Œuvres de P. Corneille, Tome 05
ACTE V.
SCÈNE PREMIÈRE.
ARSINOÉ, ATTALE.
ARSINOÉ.
J'ai prévu ce tumulte, et n'en vois rien à craindre:
Comme un moment l'allume, un moment peut l'éteindre,
Et si l'obscurité laisse croître ce bruit,
Le jour dissipera les vapeurs de la nuit.
Je me fâche bien moins qu'un peuple se mutine,
Que de voir que ton cœur dans son amour s'obstine,
Et d'une indigne ardeur lâchement embrasé 1485
Ne rend point de mépris à qui t'a méprisé.
Venge-toi d'une ingrate, et quitte une cruelle,
A présent que le sort t'a mis au-dessus d'elle.
Son trône, et non ses yeux, avoit dû te charmer:
Tu vas régner sans elle; à quel propos l'aimer? 1490
Porte, porte ce cœur à de plus douces chaînes.
Puisque te voilà roi, l'Asie a d'autres reines,
Qui loin de te donner des rigueurs à souffrir [973],
T'épargneront bientôt la peine de t'offrir.
ATTALE.
Mais, Madame....
ARSINOÉ.
Eh bien! soit, je veux qu'elle se rende:
Prévois-tu les malheurs qu'ensuite j'appréhende?
Sitôt que d'Arménie elle t'aura fait roi,
Elle t'engagera dans sa haine pour moi.
Mais, ô Dieux! pourra-t-elle y borner sa vengeance?

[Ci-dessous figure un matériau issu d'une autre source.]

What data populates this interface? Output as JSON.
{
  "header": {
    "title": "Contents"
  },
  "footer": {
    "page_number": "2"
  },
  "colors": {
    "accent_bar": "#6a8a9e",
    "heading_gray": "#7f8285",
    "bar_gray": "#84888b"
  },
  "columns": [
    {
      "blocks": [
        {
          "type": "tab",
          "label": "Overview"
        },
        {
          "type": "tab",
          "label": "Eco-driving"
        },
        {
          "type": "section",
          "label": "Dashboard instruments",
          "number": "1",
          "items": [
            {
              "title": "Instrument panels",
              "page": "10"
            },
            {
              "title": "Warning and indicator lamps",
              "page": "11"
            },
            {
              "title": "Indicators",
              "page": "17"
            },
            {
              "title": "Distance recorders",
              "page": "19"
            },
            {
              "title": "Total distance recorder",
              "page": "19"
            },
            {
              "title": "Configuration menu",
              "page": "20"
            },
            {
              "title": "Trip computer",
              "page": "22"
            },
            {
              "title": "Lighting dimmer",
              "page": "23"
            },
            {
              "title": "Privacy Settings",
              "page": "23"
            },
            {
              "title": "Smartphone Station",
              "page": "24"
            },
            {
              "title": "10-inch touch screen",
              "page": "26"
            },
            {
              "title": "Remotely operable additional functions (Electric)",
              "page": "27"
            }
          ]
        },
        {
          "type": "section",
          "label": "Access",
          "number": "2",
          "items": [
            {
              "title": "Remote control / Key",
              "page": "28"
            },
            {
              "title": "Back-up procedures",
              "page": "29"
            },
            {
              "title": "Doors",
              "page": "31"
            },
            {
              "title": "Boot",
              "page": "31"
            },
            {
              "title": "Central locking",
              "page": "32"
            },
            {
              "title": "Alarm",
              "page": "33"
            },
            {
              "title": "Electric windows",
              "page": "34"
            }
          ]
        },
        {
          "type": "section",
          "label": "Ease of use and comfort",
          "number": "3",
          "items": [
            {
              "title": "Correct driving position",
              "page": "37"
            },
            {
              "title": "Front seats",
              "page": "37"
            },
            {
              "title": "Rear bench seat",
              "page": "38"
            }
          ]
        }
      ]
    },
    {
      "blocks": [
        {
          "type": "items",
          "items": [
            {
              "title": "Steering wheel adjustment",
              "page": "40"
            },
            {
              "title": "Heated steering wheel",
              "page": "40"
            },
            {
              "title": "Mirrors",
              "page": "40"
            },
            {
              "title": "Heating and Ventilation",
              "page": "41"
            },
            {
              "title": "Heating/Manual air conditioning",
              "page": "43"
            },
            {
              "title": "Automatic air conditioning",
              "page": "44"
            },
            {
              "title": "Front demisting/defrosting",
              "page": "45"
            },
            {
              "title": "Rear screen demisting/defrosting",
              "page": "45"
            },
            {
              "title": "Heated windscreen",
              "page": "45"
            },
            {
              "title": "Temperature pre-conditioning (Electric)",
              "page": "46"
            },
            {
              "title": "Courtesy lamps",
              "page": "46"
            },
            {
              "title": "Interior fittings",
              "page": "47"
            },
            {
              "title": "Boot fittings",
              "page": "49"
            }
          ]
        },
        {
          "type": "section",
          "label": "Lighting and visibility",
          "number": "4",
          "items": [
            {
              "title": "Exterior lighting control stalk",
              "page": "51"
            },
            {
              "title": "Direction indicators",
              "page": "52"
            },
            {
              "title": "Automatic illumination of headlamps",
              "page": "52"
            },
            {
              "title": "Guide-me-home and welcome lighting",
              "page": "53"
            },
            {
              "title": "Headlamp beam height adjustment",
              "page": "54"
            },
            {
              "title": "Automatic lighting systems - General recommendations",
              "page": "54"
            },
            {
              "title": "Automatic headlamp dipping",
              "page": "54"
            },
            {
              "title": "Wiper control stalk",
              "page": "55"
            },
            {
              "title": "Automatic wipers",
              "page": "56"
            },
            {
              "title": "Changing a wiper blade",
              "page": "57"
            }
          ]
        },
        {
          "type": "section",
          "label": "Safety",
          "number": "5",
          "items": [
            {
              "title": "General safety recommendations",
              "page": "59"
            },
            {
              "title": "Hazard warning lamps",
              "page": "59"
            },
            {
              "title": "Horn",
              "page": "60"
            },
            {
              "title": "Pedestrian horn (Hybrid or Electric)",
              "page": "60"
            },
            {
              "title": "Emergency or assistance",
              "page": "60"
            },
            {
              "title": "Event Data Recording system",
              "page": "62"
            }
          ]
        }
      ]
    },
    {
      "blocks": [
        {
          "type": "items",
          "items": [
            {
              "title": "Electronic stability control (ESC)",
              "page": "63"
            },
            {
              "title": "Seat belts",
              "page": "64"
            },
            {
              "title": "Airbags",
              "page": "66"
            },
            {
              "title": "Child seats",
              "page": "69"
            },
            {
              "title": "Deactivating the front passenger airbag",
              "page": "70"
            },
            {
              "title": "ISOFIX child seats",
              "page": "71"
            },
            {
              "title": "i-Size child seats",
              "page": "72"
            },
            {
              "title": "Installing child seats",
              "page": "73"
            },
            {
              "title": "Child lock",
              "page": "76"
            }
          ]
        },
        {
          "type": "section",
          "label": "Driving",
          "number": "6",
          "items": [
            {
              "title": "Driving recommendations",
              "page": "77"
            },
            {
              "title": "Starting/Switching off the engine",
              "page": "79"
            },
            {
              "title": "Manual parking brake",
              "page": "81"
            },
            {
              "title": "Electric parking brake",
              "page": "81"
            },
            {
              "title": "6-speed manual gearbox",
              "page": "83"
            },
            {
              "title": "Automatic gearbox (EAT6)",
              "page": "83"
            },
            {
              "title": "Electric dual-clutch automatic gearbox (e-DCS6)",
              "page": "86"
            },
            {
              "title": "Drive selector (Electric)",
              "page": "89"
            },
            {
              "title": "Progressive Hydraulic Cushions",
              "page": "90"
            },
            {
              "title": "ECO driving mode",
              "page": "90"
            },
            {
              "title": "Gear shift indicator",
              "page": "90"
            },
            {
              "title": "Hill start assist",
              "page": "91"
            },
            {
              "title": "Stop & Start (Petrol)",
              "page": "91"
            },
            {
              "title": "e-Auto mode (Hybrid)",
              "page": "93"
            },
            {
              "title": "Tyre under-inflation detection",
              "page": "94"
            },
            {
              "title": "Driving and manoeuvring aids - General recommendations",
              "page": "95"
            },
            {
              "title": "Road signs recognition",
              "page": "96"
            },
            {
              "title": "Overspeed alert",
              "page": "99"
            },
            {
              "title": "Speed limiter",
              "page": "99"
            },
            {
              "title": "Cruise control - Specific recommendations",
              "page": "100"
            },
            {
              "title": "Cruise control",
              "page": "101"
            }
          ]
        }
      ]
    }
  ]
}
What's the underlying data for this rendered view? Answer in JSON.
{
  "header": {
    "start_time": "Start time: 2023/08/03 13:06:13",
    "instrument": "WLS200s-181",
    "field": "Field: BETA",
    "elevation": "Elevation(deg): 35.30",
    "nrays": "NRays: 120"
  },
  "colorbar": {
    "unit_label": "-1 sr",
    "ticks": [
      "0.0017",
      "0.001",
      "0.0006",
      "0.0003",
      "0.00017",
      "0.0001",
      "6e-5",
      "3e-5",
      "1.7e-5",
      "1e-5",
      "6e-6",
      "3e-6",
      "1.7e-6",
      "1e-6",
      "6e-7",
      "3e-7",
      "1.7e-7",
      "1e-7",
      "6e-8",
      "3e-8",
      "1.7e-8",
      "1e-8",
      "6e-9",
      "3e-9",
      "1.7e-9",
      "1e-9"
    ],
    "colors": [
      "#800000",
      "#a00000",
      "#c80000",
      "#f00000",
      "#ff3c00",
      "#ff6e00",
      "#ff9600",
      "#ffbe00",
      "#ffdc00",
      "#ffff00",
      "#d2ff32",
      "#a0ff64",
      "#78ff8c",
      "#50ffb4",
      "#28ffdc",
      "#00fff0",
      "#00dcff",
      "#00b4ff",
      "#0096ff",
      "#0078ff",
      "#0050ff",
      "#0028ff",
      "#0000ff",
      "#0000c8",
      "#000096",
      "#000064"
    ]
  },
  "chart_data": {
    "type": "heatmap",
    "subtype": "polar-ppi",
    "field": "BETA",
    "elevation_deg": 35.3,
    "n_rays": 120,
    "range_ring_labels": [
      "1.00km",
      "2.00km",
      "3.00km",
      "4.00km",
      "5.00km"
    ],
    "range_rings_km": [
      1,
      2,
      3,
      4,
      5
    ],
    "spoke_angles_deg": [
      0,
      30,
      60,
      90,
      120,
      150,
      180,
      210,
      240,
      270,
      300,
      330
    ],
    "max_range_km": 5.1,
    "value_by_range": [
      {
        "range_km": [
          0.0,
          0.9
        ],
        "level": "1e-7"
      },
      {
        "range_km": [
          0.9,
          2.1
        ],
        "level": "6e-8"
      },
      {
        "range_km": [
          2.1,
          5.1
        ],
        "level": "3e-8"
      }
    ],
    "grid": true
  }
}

Pourras-tu dans son lit dormir en assurance [974]? 1500
Et refusera-t-elle à son ressentiment
Le fer ou le poison pour venger son amant?
Qu'est-ce qu'en sa fureur une femme n'essaie?
ATTALE.
Que de fausses raisons pour me cacher la vraie!
Rome, qui n'aime pas à voir un puissant roi, 1505
L'a craint en Nicomède, et le craindroit en moi [975].
Je ne dois plus prétendre à l'hymen d'une reine,
Si je ne veux déplaire à notre souveraine;
Et puisque la fâcher ce seroit me trahir,
Afin qu'elle me souffre, il vaut mieux obéir. 1510
Je sais par quels moyens sa sagesse profonde
S'achemine à grands pas à l'empire du monde.
Aussitôt qu'un État devient un peu trop grand,
Sa chute doit guérir l'ombrage qu'elle en prend.
C'est blesser les Romains que faire une conquête,1515
Que mettre trop de bras sous une seule tête;
Et leur guerre est trop juste, après cet attentat
Que fait sur leur grandeur un tel crime d'État.
Eux, qui pour gouverner sont les premiers des hommes,
Veulent que sous leur ordre on soit ce que nous sommes,
Veulent sur tous les rois un si haut ascendant
Que leur empire seul demeure indépendant.
Je les connois, Madame, et j'ai vu cet ombrage
Détruire Antiochus et renverser Carthage.
De peur de choir comme eux, je veux bien m'abaisser,
Et cède à des raisons que je ne puis forcer.
D'autant plus justement mon impuissance y cède,
Que je vois qu'en leurs mains on livre Nicomède.
Un si grand ennemi leur répond de ma foi;
C'est un lion tout prêt à déchaîner sur moi. 1530
ARSINOÉ.
C'est de quoi je voulois vous faire confidence;
Mais vous me ravissez d'avoir cette prudence.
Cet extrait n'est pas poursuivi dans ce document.